After step 7 (deletion), the old token is gone. If the new token is broken at that point, generate a fresh new token via the dashboard (you now have 2 token slots — the rotated-but-broken one, and the freshly generated working one), validate, propagate, then delete the broken one.

Vendor doc references

• How to cycle a server token: https://postmarkapp.com/support/article/1293-how-to-cycle-a-server-api-token
• Token types: https://postmarkapp.com/support/article/1008-what-are-the-account-and-server-api-tokens
• Server API: https://postmarkapp.com/developer/api/server-api

Known gotchas

• Max 3 active tokens per server. Delete unused tokens before generating a 4th.
• No grace period UI like Stripe. Coexistence is achieved by not deleting the old one until propagation is verified.
• No programmatic rotation API. Dashboard only.
• SMTP tokens are separate.

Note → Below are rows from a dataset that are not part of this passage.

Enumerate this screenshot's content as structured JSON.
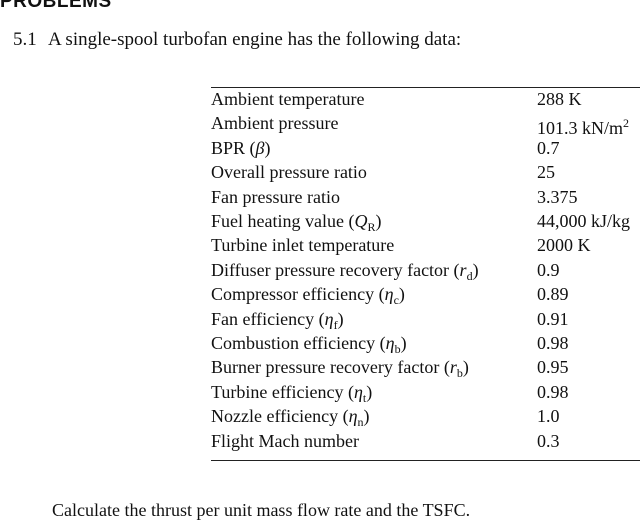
{
  "header": {
    "title": "PROBLEMS"
  },
  "problem": {
    "number": "5.1",
    "statement": "A single-spool turbofan engine has the following data:",
    "rows": [
      {
        "label": [
          {
            "text": "Ambient temperature"
          }
        ],
        "value": [
          {
            "text": "288 K"
          }
        ]
      },
      {
        "label": [
          {
            "text": "Ambient pressure"
          }
        ],
        "value": [
          {
            "text": "101.3 kN/m"
          },
          {
            "text": "2",
            "style": "sup"
          }
        ]
      },
      {
        "label": [
          {
            "text": "BPR ("
          },
          {
            "text": "β",
            "style": "italic"
          },
          {
            "text": ")"
          }
        ],
        "value": [
          {
            "text": "0.7"
          }
        ]
      },
      {
        "label": [
          {
            "text": "Overall pressure ratio"
          }
        ],
        "value": [
          {
            "text": "25"
          }
        ]
      },
      {
        "label": [
          {
            "text": "Fan pressure ratio"
          }
        ],
        "value": [
          {
            "text": "3.375"
          }
        ]
      },
      {
        "label": [
          {
            "text": "Fuel heating value ("
          },
          {
            "text": "Q",
            "style": "italic"
          },
          {
            "text": "R",
            "style": "sub"
          },
          {
            "text": ")"
          }
        ],
        "value": [
          {
            "text": "44,000 kJ/kg"
          }
        ]
      },
      {
        "label": [
          {
            "text": "Turbine inlet temperature"
          }
        ],
        "value": [
          {
            "text": "2000 K"
          }
        ]
      },
      {
        "label": [
          {
            "text": "Diffuser pressure recovery factor ("
          },
          {
            "text": "r",
            "style": "italic"
          },
          {
            "text": "d",
            "style": "sub"
          },
          {
            "text": ")"
          }
        ],
        "value": [
          {
            "text": "0.9"
          }
        ]
      },
      {
        "label": [
          {
            "text": "Compressor efficiency ("
          },
          {
            "text": "η",
            "style": "italic"
          },
          {
            "text": "c",
            "style": "sub"
          },
          {
            "text": ")"
          }
        ],
        "value": [
          {
            "text": "0.89"
          }
        ]
      },
      {
        "label": [
          {
            "text": "Fan efficiency ("
          },
          {
            "text": "η",
            "style": "italic"
          },
          {
            "text": "f",
            "style": "sub"
          },
          {
            "text": ")"
          }
        ],
        "value": [
          {
            "text": "0.91"
          }
        ]
      },
      {
        "label": [
          {
            "text": "Combustion efficiency ("
          },
          {
            "text": "η",
            "style": "italic"
          },
          {
            "text": "b",
            "style": "sub"
          },
          {
            "text": ")"
          }
        ],
        "value": [
          {
            "text": "0.98"
          }
        ]
      },
      {
        "label": [
          {
            "text": "Burner pressure recovery factor ("
          },
          {
            "text": "r",
            "style": "italic"
          },
          {
            "text": "b",
            "style": "sub"
          },
          {
            "text": ")"
          }
        ],
        "value": [
          {
            "text": "0.95"
          }
        ]
      },
      {
        "label": [
          {
            "text": "Turbine efficiency ("
          },
          {
            "text": "η",
            "style": "italic"
          },
          {
            "text": "t",
            "style": "sub"
          },
          {
            "text": ")"
          }
        ],
        "value": [
          {
            "text": "0.98"
          }
        ]
      },
      {
        "label": [
          {
            "text": "Nozzle efficiency ("
          },
          {
            "text": "η",
            "style": "italic"
          },
          {
            "text": "n",
            "style": "sub"
          },
          {
            "text": ")"
          }
        ],
        "value": [
          {
            "text": "1.0"
          }
        ]
      },
      {
        "label": [
          {
            "text": "Flight Mach number"
          }
        ],
        "value": [
          {
            "text": "0.3"
          }
        ]
      }
    ],
    "question": "Calculate the thrust per unit mass flow rate and the TSFC."
  }
}
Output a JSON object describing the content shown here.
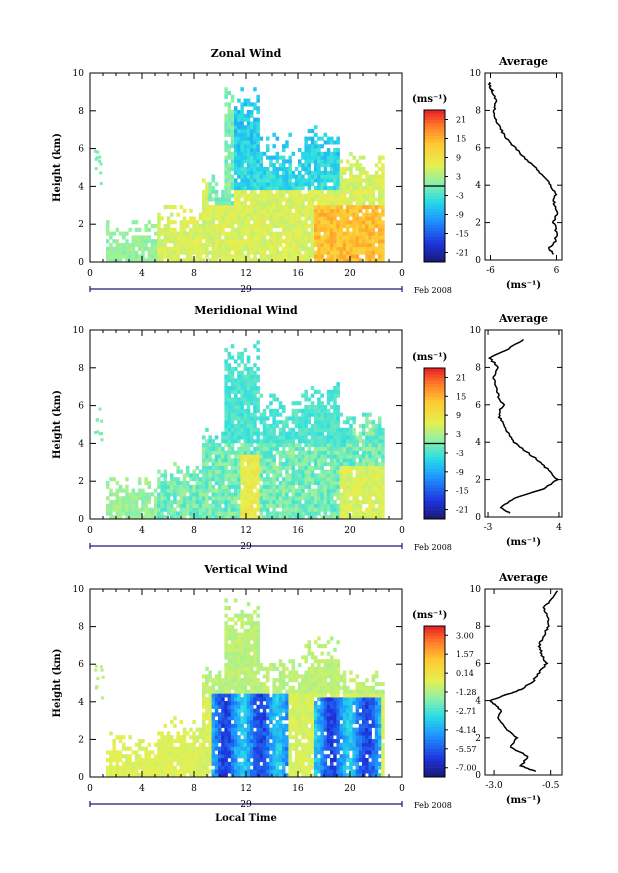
{
  "chart_data": [
    {
      "type": "heatmap",
      "title": "Zonal Wind",
      "ylabel": "Height (km)",
      "xlabel": "",
      "x_ticks": [
        "0",
        "4",
        "8",
        "12",
        "16",
        "20",
        "0"
      ],
      "y_ticks": [
        "0",
        "2",
        "4",
        "6",
        "8",
        "10"
      ],
      "xlim": [
        0,
        24
      ],
      "ylim": [
        0,
        10
      ],
      "date_label": "29",
      "date_suffix": "Feb 2008",
      "colorbar": {
        "unit": "(ms⁻¹)",
        "ticks": [
          "21",
          "15",
          "9",
          "3",
          "-3",
          "-9",
          "-15",
          "-21"
        ],
        "min": -24,
        "max": 24
      },
      "profile": {
        "title": "Average",
        "xlabel": "(ms⁻¹)",
        "x_ticks": [
          "-6",
          "6"
        ],
        "xlim": [
          -7,
          7
        ],
        "y_ticks": [
          "0",
          "2",
          "4",
          "6",
          "8",
          "10"
        ],
        "heights": [
          0.3,
          0.6,
          1,
          1.5,
          2,
          2.5,
          3,
          3.5,
          4,
          4.5,
          5,
          5.5,
          6,
          6.5,
          7,
          7.5,
          8,
          8.5,
          9,
          9.2,
          9.5
        ],
        "values": [
          5.5,
          4.5,
          5.8,
          6.0,
          5.5,
          6.0,
          5.5,
          5.8,
          5.0,
          3.5,
          2.0,
          0.0,
          -1.5,
          -3.0,
          -4.2,
          -5.0,
          -5.4,
          -5.0,
          -5.6,
          -6.0,
          -6.2
        ]
      }
    },
    {
      "type": "heatmap",
      "title": "Meridional Wind",
      "ylabel": "Height (km)",
      "xlabel": "",
      "x_ticks": [
        "0",
        "4",
        "8",
        "12",
        "16",
        "20",
        "0"
      ],
      "y_ticks": [
        "0",
        "2",
        "4",
        "6",
        "8",
        "10"
      ],
      "xlim": [
        0,
        24
      ],
      "ylim": [
        0,
        10
      ],
      "date_label": "29",
      "date_suffix": "Feb 2008",
      "colorbar": {
        "unit": "(ms⁻¹)",
        "ticks": [
          "21",
          "15",
          "9",
          "3",
          "-3",
          "-9",
          "-15",
          "-21"
        ],
        "min": -24,
        "max": 24
      },
      "profile": {
        "title": "Average",
        "xlabel": "(ms⁻¹)",
        "x_ticks": [
          "-3",
          "4"
        ],
        "xlim": [
          -3.3,
          4.3
        ],
        "y_ticks": [
          "0",
          "2",
          "4",
          "6",
          "8",
          "10"
        ],
        "heights": [
          0.2,
          0.5,
          1,
          1.5,
          2,
          2.5,
          3,
          3.5,
          4,
          4.5,
          5,
          5.5,
          6,
          6.5,
          7,
          7.5,
          8,
          8.5,
          9,
          9.5
        ],
        "values": [
          -0.8,
          -1.8,
          -0.5,
          2.5,
          3.8,
          3.0,
          2.0,
          0.8,
          -0.5,
          -1.0,
          -1.5,
          -2.0,
          -1.5,
          -2.0,
          -2.3,
          -2.5,
          -2.0,
          -2.8,
          -1.0,
          0.5
        ]
      }
    },
    {
      "type": "heatmap",
      "title": "Vertical Wind",
      "ylabel": "Height (km)",
      "xlabel": "Local Time",
      "x_ticks": [
        "0",
        "4",
        "8",
        "12",
        "16",
        "20",
        "0"
      ],
      "y_ticks": [
        "0",
        "2",
        "4",
        "6",
        "8",
        "10"
      ],
      "xlim": [
        0,
        24
      ],
      "ylim": [
        0,
        10
      ],
      "date_label": "29",
      "date_suffix": "Feb 2008",
      "colorbar": {
        "unit": "(ms⁻¹)",
        "ticks": [
          "3.00",
          "1.57",
          "0.14",
          "-1.28",
          "-2.71",
          "-4.14",
          "-5.57",
          "-7.00"
        ],
        "min": -7.7,
        "max": 3.7
      },
      "profile": {
        "title": "Average",
        "xlabel": "(ms⁻¹)",
        "x_ticks": [
          "-3.0",
          "-0.5"
        ],
        "xlim": [
          -3.4,
          0.0
        ],
        "y_ticks": [
          "0",
          "2",
          "4",
          "6",
          "8",
          "10"
        ],
        "heights": [
          0.2,
          0.5,
          1,
          1.5,
          2,
          2.5,
          3,
          3.5,
          3.8,
          4.0,
          4.3,
          4.6,
          5,
          5.5,
          6,
          6.5,
          7,
          7.5,
          8,
          8.5,
          9,
          9.5,
          9.9
        ],
        "values": [
          -1.2,
          -1.8,
          -1.5,
          -2.3,
          -2.0,
          -2.5,
          -2.8,
          -2.7,
          -3.0,
          -3.2,
          -2.5,
          -1.8,
          -1.3,
          -1.0,
          -0.7,
          -0.9,
          -1.0,
          -0.8,
          -0.6,
          -0.6,
          -0.8,
          -0.4,
          -0.2
        ]
      }
    }
  ]
}
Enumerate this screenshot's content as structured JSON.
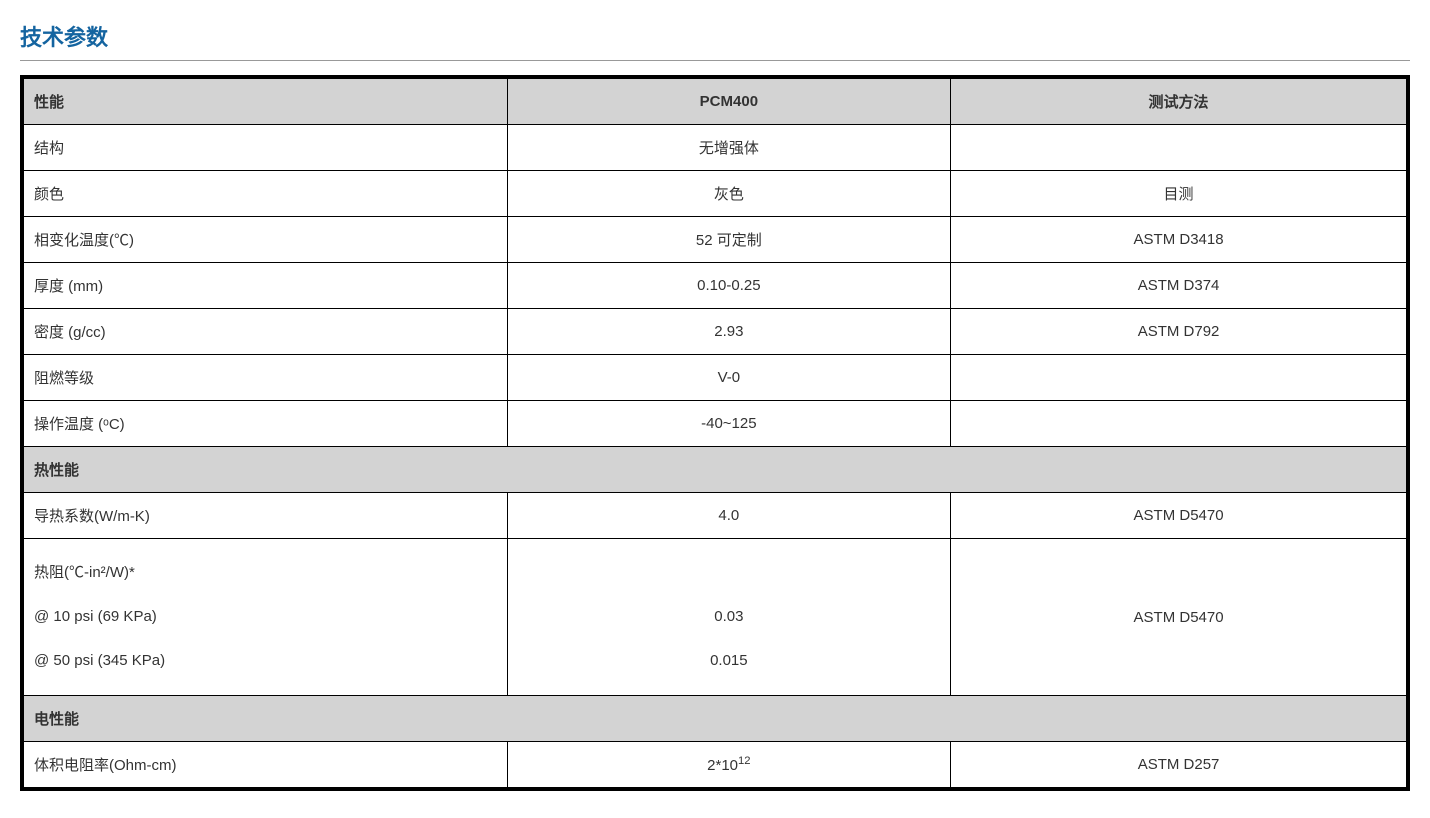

Postmark also issues SMTP credentials; those are managed under each Outbound Stream's Settings tab and rotate independently. This SOP does not cover them.
• Account-level tokens are different. The Account API Token (used to create servers) lives at Account → API Tokens. Use a separate rotation procedure if/when that token is in scope.
• Test emails count toward the server's send quota. Use a low-volume server or a test recipient you control.